Ever since the Roe vs Wade verdict, conservative states have consistently sought to restrict abortions. Although the 1973 judgment was upheld, states acquired the power to restrict abortions even during the first trimester after the Planned Parenthood v Casey Supreme Court case in 1992. The court ruled that state laws must not put ‘undue burden’ on women seeking abortion, but it also recognised the state’s interest in protecting the woman’s health and foetal life. Consequently, many states put restrictions in place like the mandatory involvement of parents or the court in case a woman seeks abortion or extending waiting periods between the visit to an abortion clinic and the actual procedure. As a result, women in the United States often have to travel across state borders and also pay higher to get an abortion.

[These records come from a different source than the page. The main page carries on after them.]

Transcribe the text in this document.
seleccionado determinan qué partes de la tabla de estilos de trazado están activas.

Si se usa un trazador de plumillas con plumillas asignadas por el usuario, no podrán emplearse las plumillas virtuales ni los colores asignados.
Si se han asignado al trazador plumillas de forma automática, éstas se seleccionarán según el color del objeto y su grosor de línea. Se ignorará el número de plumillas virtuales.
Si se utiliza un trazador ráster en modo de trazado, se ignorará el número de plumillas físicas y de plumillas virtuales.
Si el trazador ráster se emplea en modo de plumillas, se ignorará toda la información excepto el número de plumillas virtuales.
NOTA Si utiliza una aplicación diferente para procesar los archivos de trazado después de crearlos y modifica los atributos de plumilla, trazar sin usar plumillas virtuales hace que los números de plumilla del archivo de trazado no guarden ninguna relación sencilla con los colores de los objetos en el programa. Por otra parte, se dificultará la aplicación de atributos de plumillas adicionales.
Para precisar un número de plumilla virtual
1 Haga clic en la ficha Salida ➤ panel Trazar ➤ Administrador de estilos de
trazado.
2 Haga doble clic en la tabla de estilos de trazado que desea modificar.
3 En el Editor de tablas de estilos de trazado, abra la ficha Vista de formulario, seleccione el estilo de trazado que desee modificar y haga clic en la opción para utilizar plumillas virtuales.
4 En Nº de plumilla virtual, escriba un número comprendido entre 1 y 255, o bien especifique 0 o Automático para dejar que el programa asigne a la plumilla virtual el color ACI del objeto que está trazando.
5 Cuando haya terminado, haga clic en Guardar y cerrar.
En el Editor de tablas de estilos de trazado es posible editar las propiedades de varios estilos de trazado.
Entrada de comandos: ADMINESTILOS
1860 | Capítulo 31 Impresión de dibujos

As per a 2019 report by the Guttmacher Institute, an independent research organisation that supports abortion rights, 29 out of the 50 states in America is hostile towards abortion while 16 demonstrated support.

Since 2016, state-level policymakers have been further emboldened to enact restrictions on abortion, with the Supreme Court turning increasingly conservative. In his campaign for the presidential elections in 2016, Donald Trump had maintained that he would appoint judges who would overturn the Roe vs Wade verdict and allow states to decide on the legality or illegality of abortions.

After Justice Brett Kavanaugh was nominated by Trump to the senate in 2018, a new wave of anti-abortion laws were passed by state-level policymakers. According to statistics laid out by the Guttmacher Institute, between January 1, 2019 and May 20, 2019, 378 abortion restrictions were introduced in various states, and 40 per cent among them were abortion bans. Alabama, for instance, enacted a near total abortion ban that would criminalise abortion providers as well. Missouri introduced an eight-week ban, with a host of other restrictions.

In June 2020, the Supreme Court struck down a Louisiana law that would have left the state with a single abortion clinic. The verdict dashed the hopes of many conservatives who were counting on Trump’s appointments to overturn Roe vs Wade and sustain restrictions on abortions. Interestingly, both justice Neil Gorsuch, appointed by Trump in 2017, and Kavanaugh voted in favour of the anti-abortion cause. The crucial vote was that of Chief Justice John G Roberts Jr who, while giving the verdict, expressed his respect for precedent, but also proposed a relatively relaxed standard for evaluating restrictions, thereby indicating a clearer path to cutting down on abortion rights.

But the Louisiana law case was before the death of Justice Ginsburg and the appointment of Justice Barrett in her place in October 2020. Also nominated by Trump, Barrett is well known for speaking out against abortion on demand. Barrett is yet to rule on abortion at the Supreme Court level, but has reviewed two abortion related cases while serving as a judge in the appeals court. She voted in favour of an Indiana law that mandated doctors to inform parents of a minor seeking abortion. She also called for a state law banning abortions on grounds of sex, race, disabilities or health conditions.

With the appointment of Barrett, the Supreme Court now has a 6-3 conservative majority. Ever since her appointment, a barrage of Bills restricting abortions have been introduced by state-level lawmakers. In the first two months of 2021, eight abortion restrictions and bans have been enacted including a ban on abortion within six weeks of pregnancy in South Carolina and a law in Kentucky that gives authority to the state’s attorney general to penalise and close abortion clinics. Further, as many as 384 anti-abortion provisions have been introduced in 43 states through February, according to data collected by the Guttmacher Institute.